米国時間2008年1月8日更新 「Sony's Blu-Ray Breakthrough

 ソニー(SNE)のテレビゲーム機「プレイステーション3(PS3)」は長い間、巨大企業のカネと時間の無駄使いとして見られてきた。

 先行していた米マイクロソフト(MSFT)の「Xbox360」が後に任天堂の「Wii(ウィー)」に抜かれる中、PS3は常に後れを取ってきた。PS3の次世代ブルーレイディスクドライブや高価なハイテク部品は前年度利益に大きく響いただけでなく、来年度まで収益を圧迫する見込みだ。今年のPS3の販売予想台数を同社が達成できるかどうか、アナリストらは懐疑的だ。

 それでも、ハワード・ストリンガー会長兼CEO(最高経営責任者)がPS3に悪態をつくことはない。米ワーナー・ブラザーズ(TWX)がブルーレイ方式への一本化を決めたのは、PS3が2006年後半以降に何百万台と売れたからこそだ。

ワーナー・ブラザーズの援軍で勝負は決した?

 ワーナーは1月4日、競合規格であるHD-DVD方式の支持をやめ、7月からは販売する映画ソフトを高画質ブルーレイディスクに絞ると発表した。ソニー、韓国サムスン電子、松下電器産業(MC)をはじめ多くの家電メーカーが名を連ねるブルーレイ陣営にとって、ワーナーの支持は大躍進のチャンスだ。ワーナーの映画作品数は業界最多で、大ヒット作を生み出し続けている。これで大手映画制作会社7社のうち5社がブルーレイ方式を採用したことになり、次世代DVD規格をめぐる争いに決着がつくかもしれない。

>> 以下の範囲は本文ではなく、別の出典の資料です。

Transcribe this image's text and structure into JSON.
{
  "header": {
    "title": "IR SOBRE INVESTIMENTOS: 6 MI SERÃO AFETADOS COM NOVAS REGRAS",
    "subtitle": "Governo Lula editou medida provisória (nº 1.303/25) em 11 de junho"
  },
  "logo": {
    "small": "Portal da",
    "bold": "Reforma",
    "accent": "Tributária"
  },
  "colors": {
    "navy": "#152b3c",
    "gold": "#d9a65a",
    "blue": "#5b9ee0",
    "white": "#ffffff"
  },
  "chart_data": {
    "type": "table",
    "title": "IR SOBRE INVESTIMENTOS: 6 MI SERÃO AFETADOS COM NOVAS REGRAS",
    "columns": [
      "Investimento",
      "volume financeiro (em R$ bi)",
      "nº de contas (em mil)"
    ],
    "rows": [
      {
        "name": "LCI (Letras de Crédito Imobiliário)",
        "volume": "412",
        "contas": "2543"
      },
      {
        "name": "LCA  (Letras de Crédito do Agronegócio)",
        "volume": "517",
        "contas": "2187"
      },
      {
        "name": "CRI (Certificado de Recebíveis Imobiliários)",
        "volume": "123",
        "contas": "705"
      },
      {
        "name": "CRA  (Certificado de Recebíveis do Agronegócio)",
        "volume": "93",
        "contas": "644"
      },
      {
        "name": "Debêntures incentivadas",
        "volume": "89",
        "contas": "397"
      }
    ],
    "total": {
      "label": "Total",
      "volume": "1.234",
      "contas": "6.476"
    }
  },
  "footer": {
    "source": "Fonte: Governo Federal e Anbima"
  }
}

 ブルーレイが勢いづくことで、ソニーにはどのような利益があるだろうか。今のところは、主に士気の向上だろう。ソニーは1980年代にベータマックスでVHSに敗北しており、その二の舞いになるのではないかという懸念がこれで解消されそうだ。「正確な影響の予測は困難だ」と英調査会社オーバムのアナリスト、カール・グレッサム氏は言う。いずれは、HD-DVD陣営のメーカー各社もブルーレイ技術に転向し、ソニー陣営にライセンス料を支払うことになる可能性がある。

 投資家はこの動きを既に大歓迎している。ワーナーの決定から2日間で、東京証券取引所のソニー株は4.1%上昇した。さらに望まれているのは、ストリンガー氏率いる同社が短期のうちにディスク、レーザーなどの主要装置の開発や奨励策に要した巨額の費用を回収し、消費者や映画制作会社をブルーレイ側に引き寄せることだ(ソニー関係者は数値の公開を拒否)。

 「ブルーレイの開発に多くの資金をかけた結果、当社は新機軸の波に乗りつつある」

 ストリンガー氏は1月7日、ラスベガスで記者らにそう語った。

 ワーナーのブルーレイ転向のニュースは、ソニーの第3四半期決算発表に先立って飛び込んできた。同期の収益は好調と予想されている。米ゴールドマン・サックス(GS)の藤森裕司氏の予想では、10~12月期の営業利益は前年同期より17%増の19億ドル、売上高は6.3%増の254億ドル。この予想通りなら、同期の営業利益率は7%を超えることになる。